You're reading: Ukrainian Foreign Ministry: Moscow requested Berlin’s official position on statements made by Yatsenyuk

Ukrainian Foreign Ministry spokesman Yevhen Perebyinis has commented on Moscow's request for Berlin's official position on statements made by Ukrainian Prime Minister Arseniy Yatsenyuk regarding "the Soviet invasion of Germany and Ukraine."

“We were surprised to learn about the intention by the Russian Foreign Ministry to receive a response to an interview by Ukrainian Prime Minister Arseniy Yatsenyuk in the German Foreign Office,” he wrote on his page on Facebook late on Jan. 9.

According to Perebyinis, “in such a case Russia should ask the opinion of many other European countries, to which the Soviet Union, after World War II, exported the totalitarian regime and suppressed any attempt of democratic changes.”

He said that Russia, through its interpretations of Yatsenyuk’s statements, only confirms “that the fact of the physical and ideological Soviet occupation of countries in Central and Eastern Europe, including East Germany, for modern Russia is the same normal phenomenon as the current occupation of Crimea and Donbas.”

“Yatsenyuk implied this and nothing else, while communicating with German journalists. And nobody but Russian journalists and diplomats started looking for another context in his words,” he said.

He noted that it is Russian aggression in Ukraine that poses a major threat to fundamental European values and called on the civilized world “to stop Russia’s attempts to again reshape Europe under its own interests.”

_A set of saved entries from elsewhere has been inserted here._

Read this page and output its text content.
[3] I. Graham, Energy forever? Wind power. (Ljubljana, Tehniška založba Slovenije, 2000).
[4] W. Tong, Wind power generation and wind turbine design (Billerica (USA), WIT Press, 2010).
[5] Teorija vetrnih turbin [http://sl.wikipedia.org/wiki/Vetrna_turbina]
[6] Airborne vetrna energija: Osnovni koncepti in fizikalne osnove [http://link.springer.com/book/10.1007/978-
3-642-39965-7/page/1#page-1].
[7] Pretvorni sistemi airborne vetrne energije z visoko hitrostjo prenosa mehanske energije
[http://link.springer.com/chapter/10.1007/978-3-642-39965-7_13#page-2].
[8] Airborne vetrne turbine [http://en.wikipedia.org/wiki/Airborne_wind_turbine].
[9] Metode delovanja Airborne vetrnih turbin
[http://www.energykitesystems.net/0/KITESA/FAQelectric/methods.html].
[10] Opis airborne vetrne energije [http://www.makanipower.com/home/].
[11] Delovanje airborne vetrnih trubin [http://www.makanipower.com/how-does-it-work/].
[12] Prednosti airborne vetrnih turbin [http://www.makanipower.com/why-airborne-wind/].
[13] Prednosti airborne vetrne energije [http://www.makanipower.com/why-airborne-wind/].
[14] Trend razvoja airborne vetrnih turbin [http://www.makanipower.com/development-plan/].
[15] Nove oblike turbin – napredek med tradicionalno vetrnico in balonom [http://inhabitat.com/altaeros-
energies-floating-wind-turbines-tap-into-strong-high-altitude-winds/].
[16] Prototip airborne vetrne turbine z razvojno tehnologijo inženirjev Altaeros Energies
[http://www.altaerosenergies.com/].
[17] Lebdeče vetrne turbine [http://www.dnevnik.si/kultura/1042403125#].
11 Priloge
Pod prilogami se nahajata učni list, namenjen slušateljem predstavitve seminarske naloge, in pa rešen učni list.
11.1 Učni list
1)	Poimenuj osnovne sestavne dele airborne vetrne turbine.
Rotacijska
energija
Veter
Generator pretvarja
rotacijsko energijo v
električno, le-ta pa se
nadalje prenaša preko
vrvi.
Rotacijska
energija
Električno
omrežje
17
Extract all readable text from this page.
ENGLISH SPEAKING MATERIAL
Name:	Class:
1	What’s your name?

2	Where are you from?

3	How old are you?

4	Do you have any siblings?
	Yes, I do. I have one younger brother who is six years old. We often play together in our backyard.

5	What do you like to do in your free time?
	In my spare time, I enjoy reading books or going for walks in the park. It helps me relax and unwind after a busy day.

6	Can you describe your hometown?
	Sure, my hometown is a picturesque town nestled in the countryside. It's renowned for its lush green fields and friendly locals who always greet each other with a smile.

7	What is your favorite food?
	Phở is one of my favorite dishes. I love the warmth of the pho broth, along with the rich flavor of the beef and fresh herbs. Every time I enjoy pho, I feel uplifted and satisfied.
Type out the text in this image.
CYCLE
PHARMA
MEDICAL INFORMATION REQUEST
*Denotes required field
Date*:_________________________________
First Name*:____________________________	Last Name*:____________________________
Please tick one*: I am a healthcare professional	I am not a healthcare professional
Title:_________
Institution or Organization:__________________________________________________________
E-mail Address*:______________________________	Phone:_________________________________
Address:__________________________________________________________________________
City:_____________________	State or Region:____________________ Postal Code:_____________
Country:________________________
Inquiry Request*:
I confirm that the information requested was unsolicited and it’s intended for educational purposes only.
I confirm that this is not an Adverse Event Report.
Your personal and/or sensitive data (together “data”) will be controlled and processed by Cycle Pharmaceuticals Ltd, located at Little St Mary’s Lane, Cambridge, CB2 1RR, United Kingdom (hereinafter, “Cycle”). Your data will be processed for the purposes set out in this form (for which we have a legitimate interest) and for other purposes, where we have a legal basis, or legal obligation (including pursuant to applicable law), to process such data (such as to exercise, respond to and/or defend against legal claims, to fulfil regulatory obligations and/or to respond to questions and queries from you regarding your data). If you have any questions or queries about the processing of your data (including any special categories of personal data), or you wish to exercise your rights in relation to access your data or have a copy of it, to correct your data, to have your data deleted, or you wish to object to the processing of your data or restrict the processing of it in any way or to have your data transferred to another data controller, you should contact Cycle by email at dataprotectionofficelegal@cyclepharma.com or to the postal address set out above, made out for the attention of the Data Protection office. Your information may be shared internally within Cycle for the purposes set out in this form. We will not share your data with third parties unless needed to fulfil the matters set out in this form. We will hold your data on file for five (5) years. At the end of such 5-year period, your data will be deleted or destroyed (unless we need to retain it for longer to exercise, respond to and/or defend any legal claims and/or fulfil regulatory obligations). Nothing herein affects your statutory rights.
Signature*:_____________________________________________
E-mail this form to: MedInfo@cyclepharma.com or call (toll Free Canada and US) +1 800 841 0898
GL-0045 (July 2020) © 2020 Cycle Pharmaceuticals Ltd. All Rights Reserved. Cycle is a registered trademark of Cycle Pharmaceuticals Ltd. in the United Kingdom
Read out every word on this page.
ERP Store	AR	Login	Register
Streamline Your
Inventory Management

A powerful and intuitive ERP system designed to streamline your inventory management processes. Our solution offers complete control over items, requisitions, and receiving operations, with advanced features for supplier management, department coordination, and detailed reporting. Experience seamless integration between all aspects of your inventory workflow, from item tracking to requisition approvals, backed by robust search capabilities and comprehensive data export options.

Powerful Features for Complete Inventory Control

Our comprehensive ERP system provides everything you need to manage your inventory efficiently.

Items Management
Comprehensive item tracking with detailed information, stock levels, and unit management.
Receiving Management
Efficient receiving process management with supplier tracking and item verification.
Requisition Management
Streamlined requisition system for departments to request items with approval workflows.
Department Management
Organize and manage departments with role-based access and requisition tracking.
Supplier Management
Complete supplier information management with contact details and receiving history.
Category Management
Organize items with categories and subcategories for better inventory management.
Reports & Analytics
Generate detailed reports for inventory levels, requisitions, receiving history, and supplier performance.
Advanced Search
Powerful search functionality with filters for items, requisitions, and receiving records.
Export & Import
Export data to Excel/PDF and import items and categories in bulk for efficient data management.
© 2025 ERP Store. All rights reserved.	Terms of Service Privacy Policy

“The main task of the whole civilized world is to stop Russia’s attempts to again reshape Europe under its aggressive interests, make it respect the territorial integrity and sovereignty of other states, and return to the civilized field of generally accepted international relations,” Perebyinis said.

As reported, on Jan. 9, Moscow requested Berlin’s official position on statements made by Yatsenyuk regarding “the Soviet invasion of Germany and Ukraine.”